The material conditional is only false when the antecedent (P) is true and the consequent (Q) is false; that is, something true CANNOT imply something false! The material implication (-->) regarded as a truth function, whose inputs are (P,Q) and output is one truth value, that value being either true or false (exclusive-disjunction).
It is possible for a false P to imply a true Q, but not possible for a true P to imply a false Q!
Your question need to be modified:
We have two formulas A and B. A is false. We want to know whether the formula A->B is true or not.
Since A is false, the formula A->B is vacuously true. (look at the truth table for implication)

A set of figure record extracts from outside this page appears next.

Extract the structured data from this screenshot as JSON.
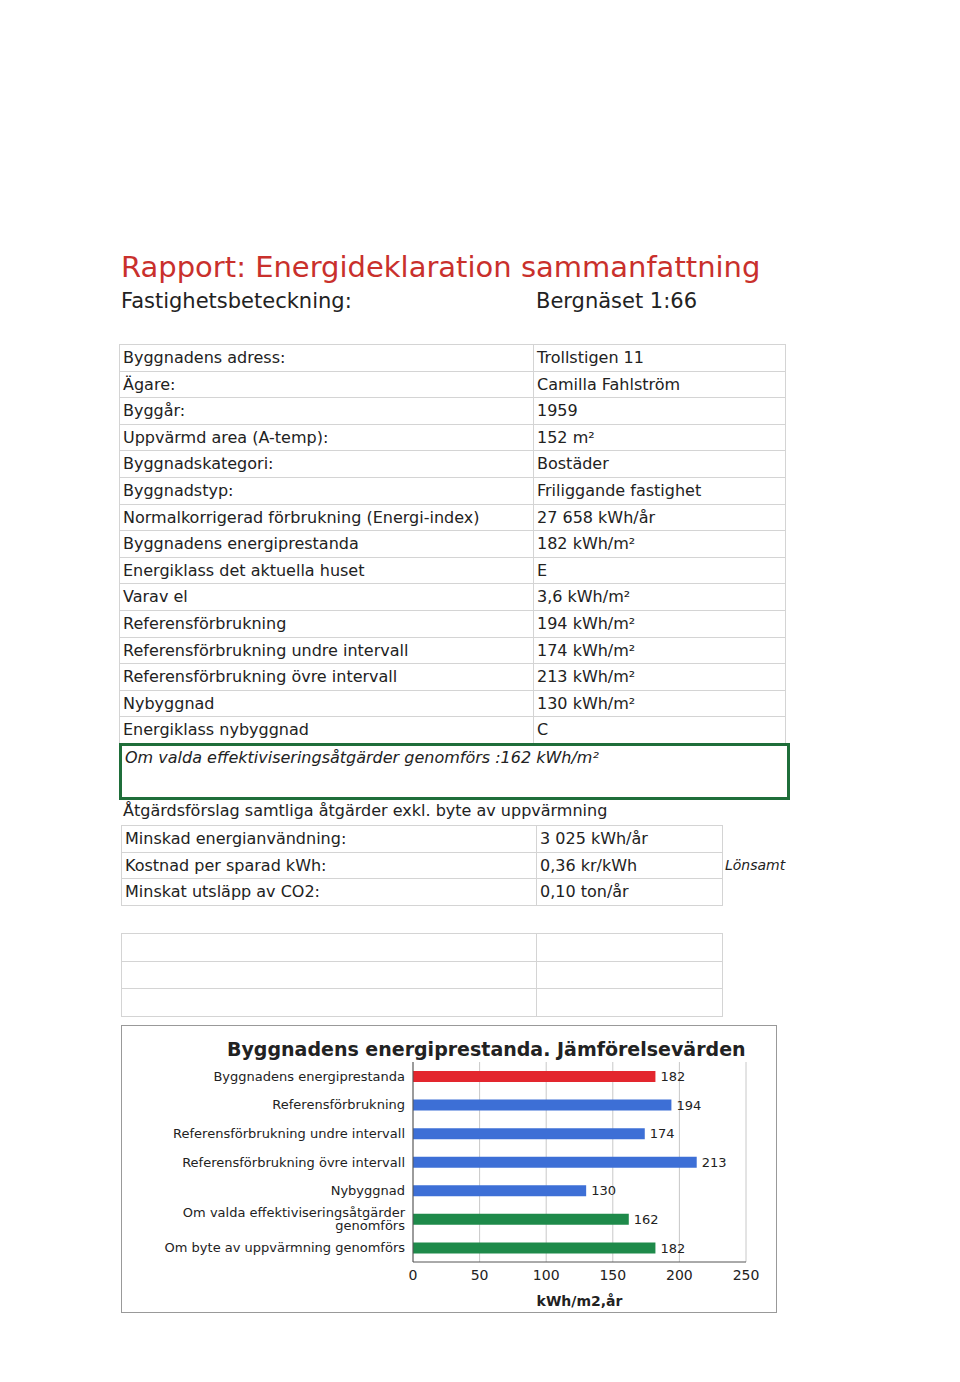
{
  "header": {
    "title": "Rapport: Energideklaration sammanfattning",
    "property_label": "Fastighetsbeteckning:",
    "property_value": "Bergnäset 1:66"
  },
  "table": {
    "rows": [
      [
        "Byggnadens adress:",
        "Trollstigen 11"
      ],
      [
        "Ägare:",
        "Camilla Fahlström"
      ],
      [
        "Byggår:",
        "1959"
      ],
      [
        "Uppvärmd area (A-temp):",
        "152 m²"
      ],
      [
        "Byggnadskategori:",
        "Bostäder"
      ],
      [
        "Byggnadstyp:",
        "Friliggande fastighet"
      ],
      [
        "Normalkorrigerad förbrukning (Energi-index)",
        "27 658 kWh/år"
      ],
      [
        "Byggnadens energiprestanda",
        "182 kWh/m²"
      ],
      [
        "Energiklass det aktuella huset",
        "E"
      ],
      [
        "Varav el",
        "3,6 kWh/m²"
      ],
      [
        "Referensförbrukning",
        "194 kWh/m²"
      ],
      [
        "Referensförbrukning undre intervall",
        "174 kWh/m²"
      ],
      [
        "Referensförbrukning övre intervall",
        "213 kWh/m²"
      ],
      [
        "Nybyggnad",
        "130 kWh/m²"
      ],
      [
        "Energiklass nybyggnad",
        "C"
      ]
    ]
  },
  "highlight": "Om valda effektiviseringsåtgärder genomförs :162 kWh/m²",
  "measures": {
    "title": "Åtgärdsförslag samtliga åtgärder exkl. byte av uppvärmning",
    "rows": [
      [
        "Minskad energianvändning:",
        "3 025 kWh/år"
      ],
      [
        "Kostnad per sparad kWh:",
        "0,36 kr/kWh"
      ],
      [
        "Minskat utsläpp av CO2:",
        "0,10 ton/år"
      ]
    ],
    "note": "Lönsamt"
  },
  "chart_data": {
    "type": "bar",
    "orientation": "horizontal",
    "title": "Byggnadens energiprestanda. Jämförelsevärden",
    "categories": [
      "Byggnadens energiprestanda",
      "Referensförbrukning",
      "Referensförbrukning undre intervall",
      "Referensförbrukning övre intervall",
      "Nybyggnad",
      "Om valda effektiviseringsåtgärder genomförs",
      "Om byte av uppvärmning genomförs"
    ],
    "values": [
      182,
      194,
      174,
      213,
      130,
      162,
      182
    ],
    "colors": [
      "#e3262e",
      "#3d6fd6",
      "#3d6fd6",
      "#3d6fd6",
      "#3d6fd6",
      "#1e8a4a",
      "#1e8a4a"
    ],
    "x_label": "kWh/m2,år",
    "xlim": [
      0,
      250
    ],
    "xticks": [
      0,
      50,
      100,
      150,
      200,
      250
    ],
    "grid": true,
    "data_labels": true
  }
}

I disagree that B is true! I would say that B is indeterminate, ambiguous, or undetermined, but I would never accept that B is true. Using the OP statement, "if pigs could fly, then anything is possible," then I could say, if pigs could fly, then the earth is flat; if pigs could fly, then the universe will stop expanding; if pigs could fly, then the human race will disappear before you read this; etc. In other words, I can use this to prove anything is true, and jet, we know the previous statements are false.
I always call the law (false => x) = true "antidomination". This is by analogy with laws like (true or x) = true, which I call "domination". I thought I had picked up this habit from Eric Hehner, but I can't find that term in his book a Practical Theory of Programming
(1) If A then B. (2) A is false.
((A -> B) & ~A) <-> ~A.
(((A -> B) & ~A) -> B, is not valid..it fails when both are false.
(((A -> B) & ~A) -> ~B, is not valid..it fails when B=T and A=F.
~A -> (A -> B), is a tautology.
Proof:
(~A -> (A -> B)) <-> (A v (~A v B)) <-> ((~A v A) v B) <-> ((tautology) v B) <-> (tautology).